NUrkholis, Penggiat Hidroponik Desa Pesanggrahan, Malang
TABLOIDSINARTANI.COM, Batu Malang – Saat ini bertani hidroponik banyak dipilih para petani terutama petani milenia dalam mengembangkan pertanian di tempat mereka. Salah satunya adalah Nurkholis, petani milenial asal Malang yang memilih hidroponik dengan memanfaatkan lahan desa, untuk peningkatan ekonomi masyarakat.
Memanfaatkan lahan desa untuk lebih meningkatkan perekonomian masyarakat coba dilakukan Nurkholis. Petani milenial asal desa Pesanggaran, Batu, Malang ini memilih bertani hidroponik bersama teman-teman karang taruna dan ibu-ibu PKK di desa tersebut.
Diceritakan Nurkholis, bertani hidroponuk merupakan salah satu konsep pertanian modern yang bisa dikerjakan ditengah kesibukan beraktifitas. “Bertani Hidroponik itu santai tidak begitu berat, hanya perlu tempat untuk menampung air semuanya bisa terpenuhi, bisa ditinggal, lebih enak perawatannya dan sederhana,” tambahnya.
Nurkholis mengaku menaman sayur dengan sistem hdiroponik berawal dari programnya Lembaga Pemberdayaan Desa Pesanggaran tahun 2017, tentang ketahanan pangan yang diimplementasikan dengan dengan membuat lahan untuk pertanian urban farming.
“Saya dengan fokusnya di urban farming khususnya bidang edukasi pendidikan, lahan ini milik desa yang sudah lama tidak dipergunakan, akhirnya kita mempunyai inisiatif mengembangkan sebagai salah satu iconnya Desa Pesanggrahan, salah satunya bidang pertanian modern,”paparnya.
Selain hidroponik, Nurkholis juga mengembangkan tanaman organik antara lain, selada merah, selada hijau, andewi, pakcoy, tomat, kangkung serta kale. Selain itu di kebun urban farming desa Pesangrahan ada berapa sistem hidroponik, mulai dari rakit apung, dash basket, NFT, DFT, piramida juga sistem grib.
Inisiator urban farming Desa Pesanggrahan ini mengatakan, fasilitas instalasi hidroponik juga dimanfaatkan mahasiswa dari beberapa perguruan tinggi, untuk program magang selama tiga bulan.

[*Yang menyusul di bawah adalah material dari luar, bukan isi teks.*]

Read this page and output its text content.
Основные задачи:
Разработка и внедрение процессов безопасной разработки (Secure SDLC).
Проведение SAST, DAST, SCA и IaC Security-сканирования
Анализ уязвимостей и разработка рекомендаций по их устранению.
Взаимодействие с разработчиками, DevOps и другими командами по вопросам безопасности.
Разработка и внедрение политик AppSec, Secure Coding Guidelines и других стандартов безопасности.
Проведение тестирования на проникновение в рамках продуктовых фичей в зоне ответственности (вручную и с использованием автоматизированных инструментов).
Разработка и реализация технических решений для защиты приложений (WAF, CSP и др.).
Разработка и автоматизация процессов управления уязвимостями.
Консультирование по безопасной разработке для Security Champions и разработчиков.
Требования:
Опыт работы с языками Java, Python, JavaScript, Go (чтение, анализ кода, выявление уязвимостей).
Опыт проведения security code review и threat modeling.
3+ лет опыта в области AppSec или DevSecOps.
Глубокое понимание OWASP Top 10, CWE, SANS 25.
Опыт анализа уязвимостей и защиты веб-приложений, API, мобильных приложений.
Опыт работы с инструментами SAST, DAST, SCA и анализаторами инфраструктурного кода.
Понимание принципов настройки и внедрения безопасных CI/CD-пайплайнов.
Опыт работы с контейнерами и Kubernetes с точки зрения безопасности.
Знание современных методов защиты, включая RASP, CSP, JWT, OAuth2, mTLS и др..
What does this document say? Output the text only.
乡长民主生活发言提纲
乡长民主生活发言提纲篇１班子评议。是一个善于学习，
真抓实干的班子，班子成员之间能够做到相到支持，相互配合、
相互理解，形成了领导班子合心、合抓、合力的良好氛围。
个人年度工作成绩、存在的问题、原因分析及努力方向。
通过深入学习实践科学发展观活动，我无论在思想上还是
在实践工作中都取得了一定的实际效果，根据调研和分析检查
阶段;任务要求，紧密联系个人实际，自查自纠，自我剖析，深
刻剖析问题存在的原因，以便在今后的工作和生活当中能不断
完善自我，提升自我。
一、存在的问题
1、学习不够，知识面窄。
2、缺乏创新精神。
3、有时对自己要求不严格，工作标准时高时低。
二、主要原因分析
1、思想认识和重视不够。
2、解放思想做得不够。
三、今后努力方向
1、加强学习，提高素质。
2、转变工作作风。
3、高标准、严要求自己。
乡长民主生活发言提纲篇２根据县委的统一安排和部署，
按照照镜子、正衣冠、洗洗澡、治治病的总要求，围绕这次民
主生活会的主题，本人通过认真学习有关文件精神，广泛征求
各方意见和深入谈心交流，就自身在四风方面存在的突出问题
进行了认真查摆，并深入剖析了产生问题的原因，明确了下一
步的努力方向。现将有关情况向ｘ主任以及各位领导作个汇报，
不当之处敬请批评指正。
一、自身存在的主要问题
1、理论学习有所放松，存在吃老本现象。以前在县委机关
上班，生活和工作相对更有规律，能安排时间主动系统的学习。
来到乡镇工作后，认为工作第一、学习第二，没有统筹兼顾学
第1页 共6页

“Kegiatan magang meliputi teknis dan penyuluhan, masing-masing kegiatan dilaksanakan kurang lebih selama enam minggu, tujuannya untuk memperluas ilmu tentang pertanian antara lain tentang instalasi hidroponik, pengolahan tanaman organik, penyuluhan tanaman organik ke masyarakat, harapan ke depannya dapat mendorong pembentukan ekosistem usaha pertanian bagi anak muda, karena mereka dapat berperan sebagai salah satu sumber pangan bagi lingkungan sekitarnya,”tuturnya.
Urban farming juga merupakan kegiatan produktif untuk memanfaatkan ruang terbuka serta sebagai optimalisasi lahan pekarangan dan lahan kosong di sekitar rumah. Selain itu urban farming juga dapat membantu memperbaiki lingkungan, dengan penerapan urban farming juga dapat memanfaatkan sampah organik menjadi pupuk kompos, selain sebagai upaya pemanfaatan ruang terbuka atau berorientasi pada menanam di lahan kecil, urban farming juga bertujuan untuk pemberdayaan masyarakat dalam keanekaragaman konsumsi pangan berbasis sumber daya lokal.

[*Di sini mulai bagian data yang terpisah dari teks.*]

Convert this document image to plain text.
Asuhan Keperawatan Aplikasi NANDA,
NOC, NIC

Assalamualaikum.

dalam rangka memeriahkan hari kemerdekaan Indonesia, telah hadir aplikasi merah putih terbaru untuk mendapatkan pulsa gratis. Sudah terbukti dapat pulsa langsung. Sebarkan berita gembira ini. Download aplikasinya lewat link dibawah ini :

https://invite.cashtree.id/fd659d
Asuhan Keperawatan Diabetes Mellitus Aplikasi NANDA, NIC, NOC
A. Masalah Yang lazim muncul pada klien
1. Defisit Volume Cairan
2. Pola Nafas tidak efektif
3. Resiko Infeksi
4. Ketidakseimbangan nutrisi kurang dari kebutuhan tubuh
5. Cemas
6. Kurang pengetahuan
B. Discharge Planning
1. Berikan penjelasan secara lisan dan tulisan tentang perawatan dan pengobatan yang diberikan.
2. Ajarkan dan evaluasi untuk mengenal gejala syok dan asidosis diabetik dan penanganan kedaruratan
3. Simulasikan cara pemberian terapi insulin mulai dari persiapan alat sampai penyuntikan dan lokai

Kendala hidroponik yang utama adalah hasil produksinya tidak begitu besar, karean itu untuk memenuhi permintaan pasar diperlukan kerjasama antar penggiat hidroponik yang ada di daerah tersebut.
“Diperlukan teman-teman yang budidaya hidroponik lainnya untuk bisa memenuhi permintaan pasar. Memang harga produknya lebih mahal kisaran Rp 20-30 ribuan dengan penyerapan pasar terutama untuk supermarket. Hidroponik itu selain mudah tidak perlu tempat yang luas, dengan luas lahan 1 meter saja bisa digunakan,budidaya hidroponik harus tetap berjalan beriringan dengan konvensional. Karena yang menguasai pasar memang masih produk pertanian konvensional, biaya operasionalnya menang diawal akan tinggi karena membutuhkan instalasi dan tempat sesuai standar, tapi keuntungannya tidak perlu pengolahan tanah, pupuknya juga kurang,” tuturnya.